What is the effect of mild hypothermia (body temperature cooling) following a brain injury on whether a person dies, has a poor outcome, or gets a type of severe chest infection (pneumonia)?

Background

Hypothermia has been used for many years to treat people who have had a severe brain injury. This involves cooling the head or the whole body to a temperature below normal body temperature. We aimed to assess whether people treated with hypothermia after a brain injury are less likely to die or have a poor outcome (which we defined as death, coma or severe disability) and whether using hypothermia might increase the risk of a severe chest infection called pneumonia.

Search date

Evidence is current to March 2016.

Study characteristics

We included 37 studies with 3110 participants. In each trial, patients were randomly divided into two groups: one group remained at normal body temperature of 36.5 to 38 °C, and the other group was cooled to a maximum of 35 °C for at least 12 hours.

Key results

We did not combine results of these studies to assess whether hypothermia improves patient outcome. This was because the results had large differences which we could not explain. We identified some differences in the ways in which the studies were carried out and the participants that study authors had recruited, but we did not assess whether this could explain the differences in results. We did not have enough good quality evidence that was sufficiently similar to be confident that treating people who have had a severe brain injury with hypothermia will reduce the incidence of death or severe disability, or increase the incidence of pneumonia.

Quality of evidence

Many of the studies were not well reported and we were unable to assess whether differences between the quality of the studies may also have affected our results. We used the GRADE approach to judge the quality of evidence.
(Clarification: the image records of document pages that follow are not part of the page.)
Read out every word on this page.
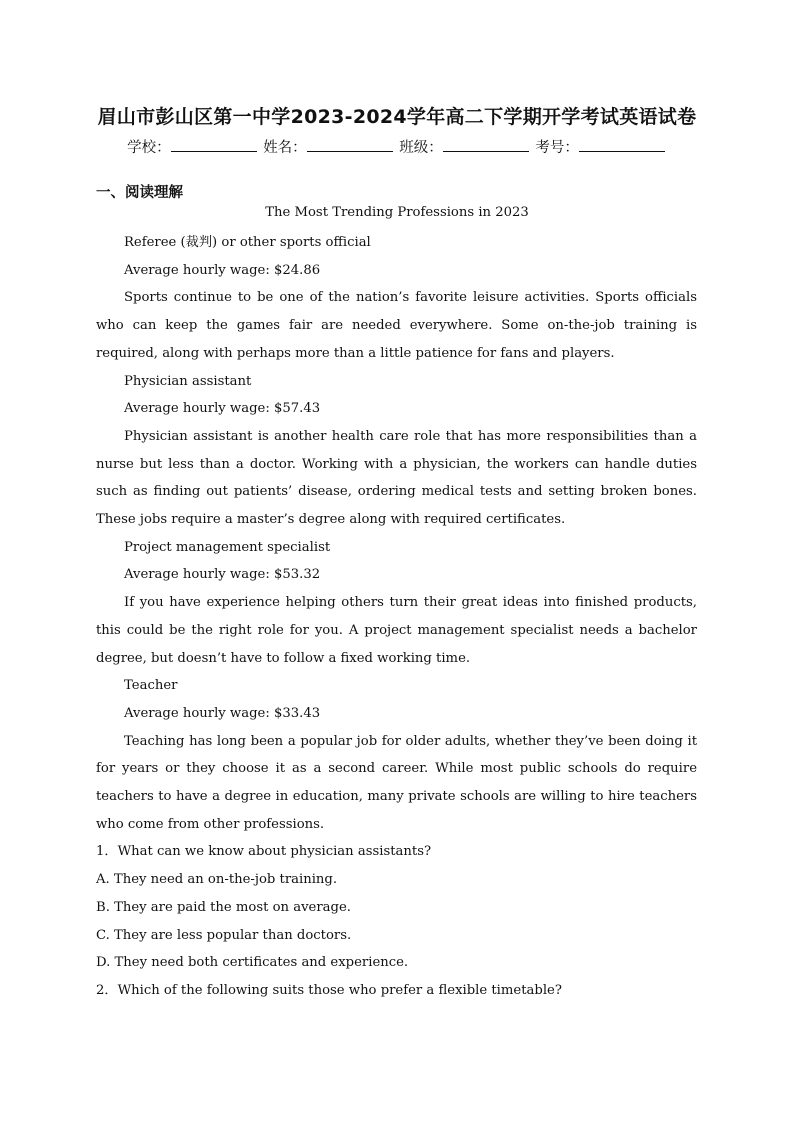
眉山市彭山区第一中学2023-2024学年高二下学期开学考试英语试卷
学校：	姓名：	班级：	考号：
一、阅读理解
The Most Trending Professions in 2023

Referee (裁判) or other sports official

Average hourly wage: $24.86

Sports continue to be one of the nation’s favorite leisure activities. Sports officials who can keep the games fair are needed everywhere. Some on-the-job training is required, along with perhaps more than a little patience for fans and players.

Physician assistant

Average hourly wage: $57.43

Physician assistant is another health care role that has more responsibilities than a nurse but less than a doctor. Working with a physician, the workers can handle duties such as finding out patients’ disease, ordering medical tests and setting broken bones. These jobs require a master’s degree along with required certificates.

Project management specialist

Average hourly wage: $53.32

If you have experience helping others turn their great ideas into finished products, this could be the right role for you. A project management specialist needs a bachelor degree, but doesn’t have to follow a fixed working time.

Teacher

Average hourly wage: $33.43

Teaching has long been a popular job for older adults, whether they’ve been doing it for years or they choose it as a second career. While most public schools do require teachers to have a degree in education, many private schools are willing to hire teachers who come from other professions.

1．What can we know about physician assistants?

A. They need an on-the-job training.

B. They are paid the most on average.

C. They are less popular than doctors.

D. They need both certificates and experience.

2．Which of the following suits those who prefer a flexible timetable?
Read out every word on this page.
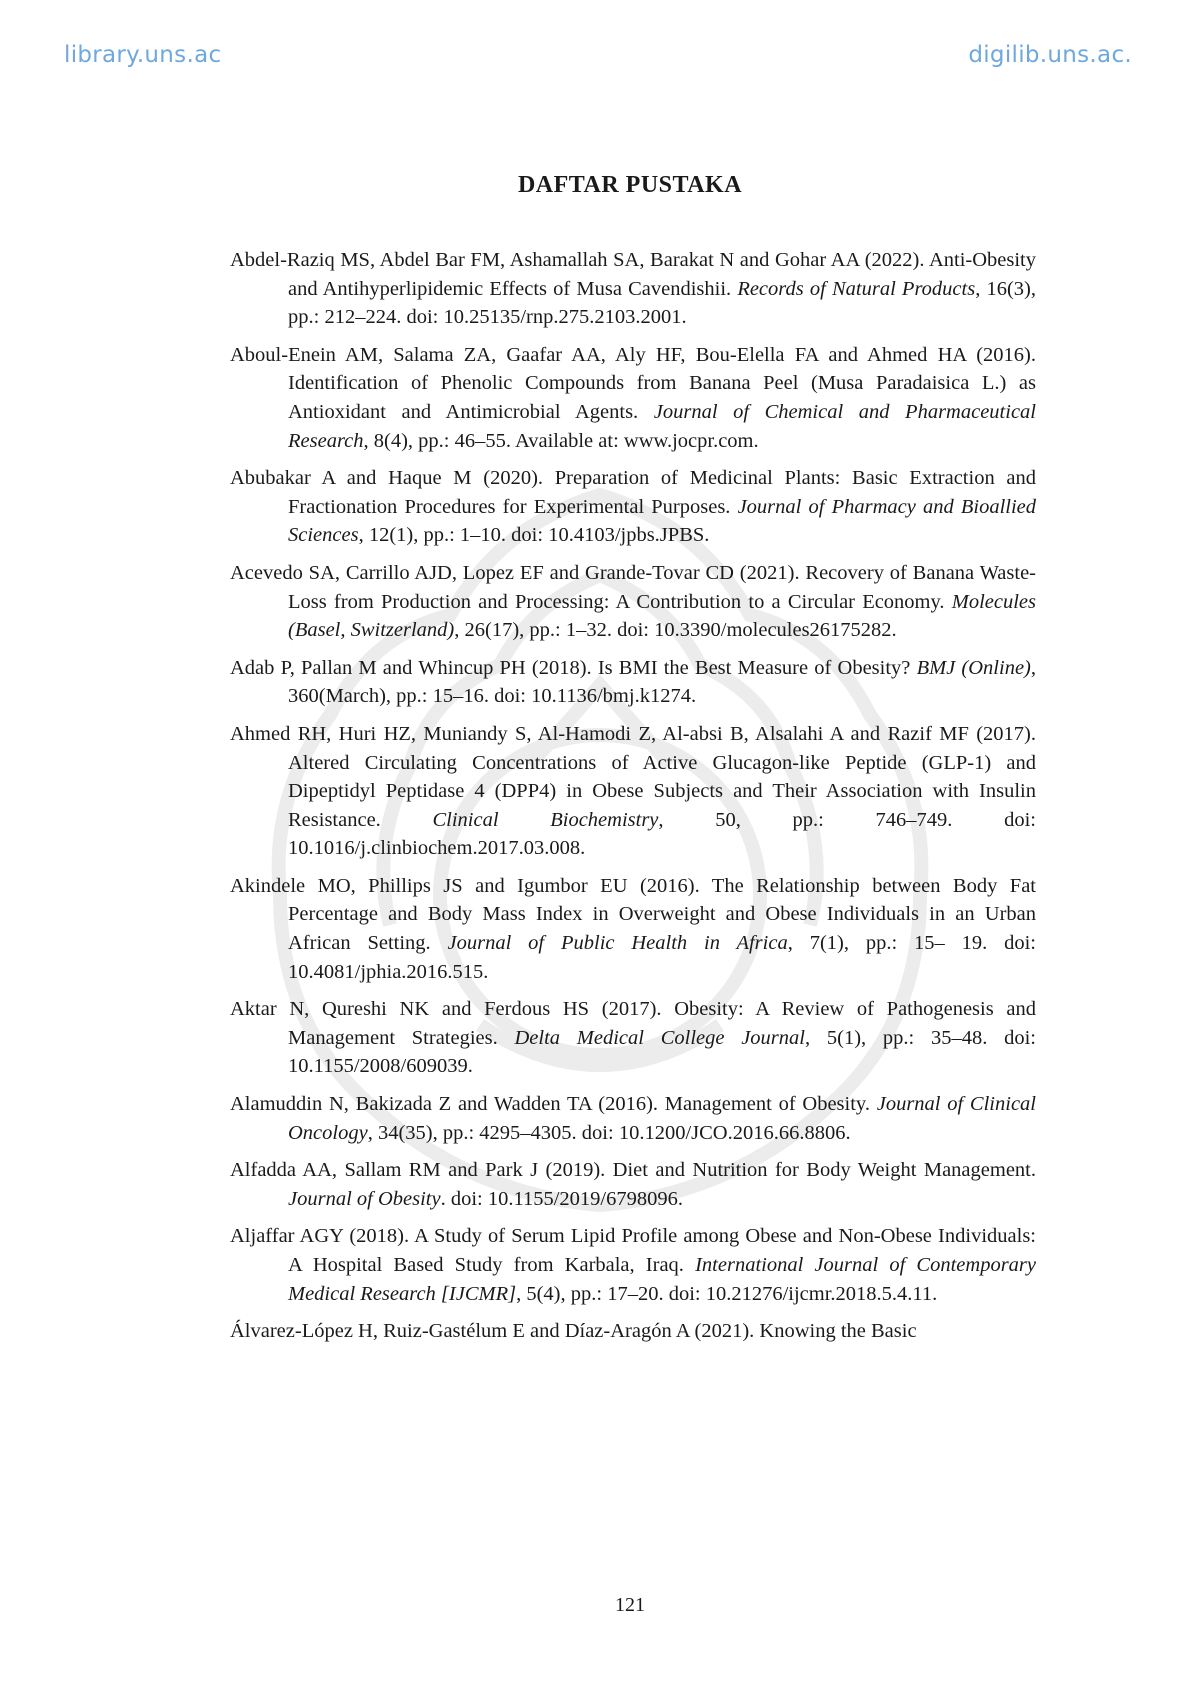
library.uns.ac	digilib.uns.ac.
DAFTAR PUSTAKA
Abdel-Raziq MS, Abdel Bar FM, Ashamallah SA, Barakat N and Gohar AA (2022). Anti-Obesity and Antihyperlipidemic Effects of Musa Cavendishii. Records of Natural Products, 16(3), pp.: 212–224. doi: 10.25135/rnp.275.2103.2001.
Aboul-Enein AM, Salama ZA, Gaafar AA, Aly HF, Bou-Elella FA and Ahmed HA (2016). Identification of Phenolic Compounds from Banana Peel (Musa Paradaisica L.) as Antioxidant and Antimicrobial Agents. Journal of Chemical and Pharmaceutical Research, 8(4), pp.: 46–55. Available at: www.jocpr.com.
Abubakar A and Haque M (2020). Preparation of Medicinal Plants: Basic Extraction and Fractionation Procedures for Experimental Purposes. Journal of Pharmacy and Bioallied Sciences, 12(1), pp.: 1–10. doi: 10.4103/jpbs.JPBS.
Acevedo SA, Carrillo AJD, Lopez EF and Grande-Tovar CD (2021). Recovery of Banana Waste-Loss from Production and Processing: A Contribution to a Circular Economy. Molecules (Basel, Switzerland), 26(17), pp.: 1–32. doi: 10.3390/molecules26175282.
Adab P, Pallan M and Whincup PH (2018). Is BMI the Best Measure of Obesity? BMJ (Online), 360(March), pp.: 15–16. doi: 10.1136/bmj.k1274.
Ahmed RH, Huri HZ, Muniandy S, Al-Hamodi Z, Al-absi B, Alsalahi A and Razif MF (2017). Altered Circulating Concentrations of Active Glucagon-like Peptide (GLP-1) and Dipeptidyl Peptidase 4 (DPP4) in Obese Subjects and Their Association with Insulin Resistance. Clinical Biochemistry, 50, pp.: 746–749. doi: 10.1016/j.clinbiochem.2017.03.008.
Akindele MO, Phillips JS and Igumbor EU (2016). The Relationship between Body Fat Percentage and Body Mass Index in Overweight and Obese Individuals in an Urban African Setting. Journal of Public Health in Africa, 7(1), pp.: 15– 19. doi: 10.4081/jphia.2016.515.
Aktar N, Qureshi NK and Ferdous HS (2017). Obesity: A Review of Pathogenesis and Management Strategies. Delta Medical College Journal, 5(1), pp.: 35–48. doi: 10.1155/2008/609039.
Alamuddin N, Bakizada Z and Wadden TA (2016). Management of Obesity. Journal of Clinical Oncology, 34(35), pp.: 4295–4305. doi: 10.1200/JCO.2016.66.8806.
Alfadda AA, Sallam RM and Park J (2019). Diet and Nutrition for Body Weight Management. Journal of Obesity. doi: 10.1155/2019/6798096.
Aljaffar AGY (2018). A Study of Serum Lipid Profile among Obese and Non-Obese Individuals: A Hospital Based Study from Karbala, Iraq. International Journal of Contemporary Medical Research [IJCMR], 5(4), pp.: 17–20. doi: 10.21276/ijcmr.2018.5.4.11.
Álvarez-López H, Ruiz-Gastélum E and Díaz-Aragón A (2021). Knowing the Basic
121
We judged the evidence for death or severe disability to be very low quality, and the evidence for pneumonia to be low quality.

Authors’ conclusions

Implications for practice

There remains insufficient evidence to be certain of whether hypothermia is beneficial in the treatment of people with traumatic brain injury (TBI). We are aware of two ongoing studies that may add data to the existing study results and address this uncertainty.

Implications for research

More high quality randomised controlled trials are needed to determine the benefit of hypothermia for TBI.